General Information

Facelift has been considered synonymous with cosmetic surgery for a long time. The aging process will affect all of us with some looseness of the facial skin and the neck area. For some patients this can be quite exaggerated and may not fit the personality, lifestyle or work / social requirements.

A thorough examination by a professional is important to understand the patient’s problem and explain the potential ways of improving them. Facelift is not just tightening the skin. Modern techniques will concentrate on re-adjusting the looseness of the facial muscles as well as tightening the facial skin but additional procedures like: brow elevation, eyelid surgery, targeted fat transfer to hollow areas below the eyelids and cheek, chin implants, nose re-shaping can be added to enhance the overall appearance of the face.

Procedure Related Information

A comprehensive facelift requires incisions in front and behind the ear – partly running into the temple. There are newer and modified versions of a facelift which require a lesser extent of incision. A ‘MACS’ (Minimal access cranial suspension) lift would limit the incision within the temple and the front of the ear. In some patients with significant loose skin and muscles of the neck, in addition to a comprehensive facelift incision, a small incision beneath the chin is sometimes used to tighten the neck muscles (Platysmaplasty). The most appropriate technique is best decided after a professional consultation.
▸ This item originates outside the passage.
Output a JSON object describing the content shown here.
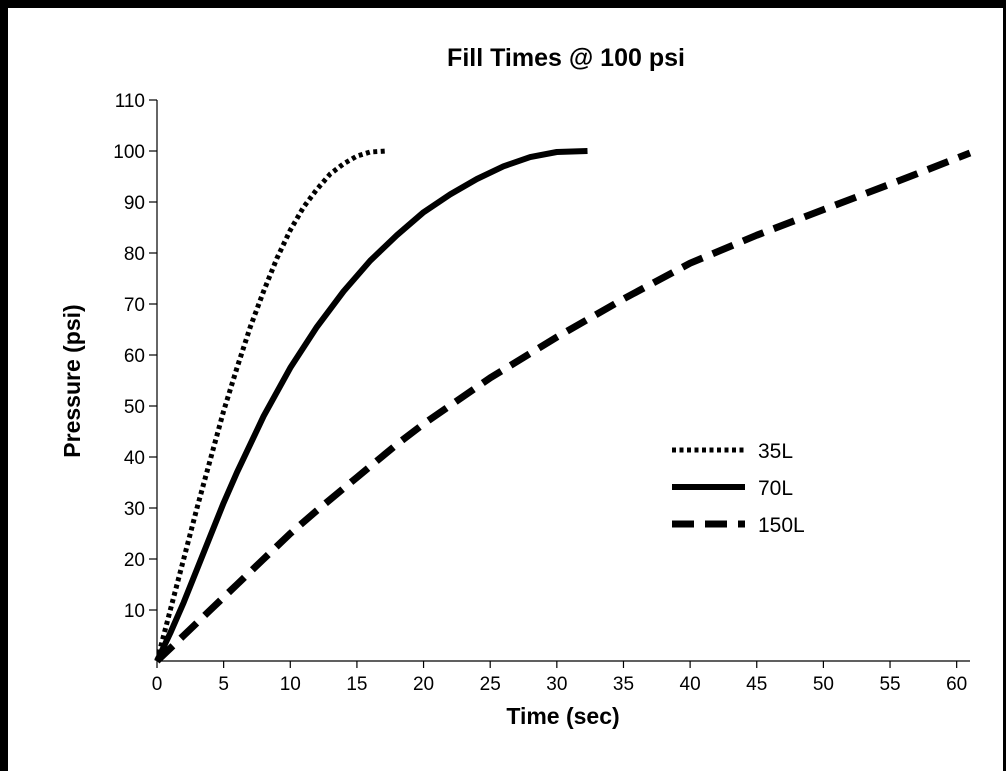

Most of the face lifting techniques, to some extent, separate the skin and the underlying fat from the facial muscles. The weak facial muscle structures are then re-adjusted to obtain additional tightening of the lower face, jaw line and neck. The excess skin will be trimmed and re-draped without excess tension. A drain may be needed for the first 24 hours. A supportive bandage is usually applied for a few days after the surgery.

Points To Note

As with any facial aesthetic procedure, there is likely to be some bruising in the treated areas notably in the cheek, jaw line and the neck. If additional procedures have been performed it is likely to result in bruising around the eyelids and temple area as well. The sutures will be removed between 5-7 days time.
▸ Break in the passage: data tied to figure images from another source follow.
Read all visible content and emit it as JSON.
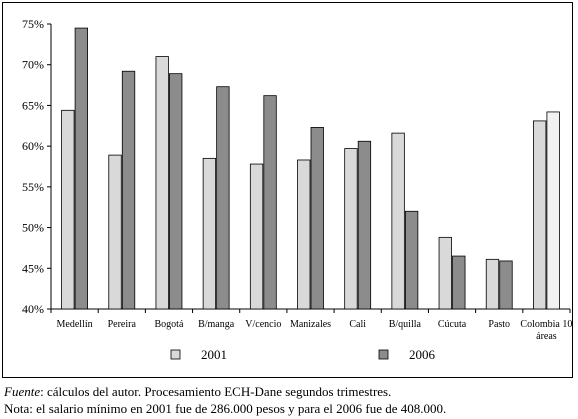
{
  "chart_data": {
    "type": "bar",
    "categories": [
      "Medellín",
      "Pereira",
      "Bogotá",
      "B/manga",
      "V/cencio",
      "Manizales",
      "Cali",
      "B/quilla",
      "Cúcuta",
      "Pasto",
      "Colombia 10 áreas"
    ],
    "series": [
      {
        "name": "2001",
        "color": "#d9d9d9",
        "values": [
          64.4,
          58.9,
          71.0,
          58.5,
          57.8,
          58.3,
          59.7,
          61.6,
          48.8,
          46.1,
          63.1
        ]
      },
      {
        "name": "2006",
        "color": "#8c8c8c",
        "values": [
          74.5,
          69.2,
          68.9,
          67.3,
          66.2,
          62.3,
          60.6,
          52.0,
          46.5,
          45.9,
          64.2
        ]
      }
    ],
    "y_ticks": [
      "40%",
      "45%",
      "50%",
      "55%",
      "60%",
      "65%",
      "70%",
      "75%"
    ],
    "ylim": [
      40,
      75
    ],
    "last_bar_highlight_color": "#f2f2f2",
    "legend_position": "bottom",
    "grid": false
  },
  "notes": {
    "source_label": "Fuente",
    "source_text": ": cálculos del autor. Procesamiento ECH-Dane segundos trimestres.",
    "note_text": "Nota: el salario mínimo en 2001 fue de 286.000 pesos y para el 2006 fue de 408.000."
  }
}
In heavy smokers there is a very high chance of delay in wound healing. It is advisable therefore to discontinue smoking for at least two weeks before and after surgery. There is likely to be some numbness in the lower half of the ear and in parts of the face. This is usually temporary but occasionally may be permanent. Rarely, parts of the facial muscles may feel weaker for a short time. If any damage to the facial nerve has occurred this weakness may be for a long term.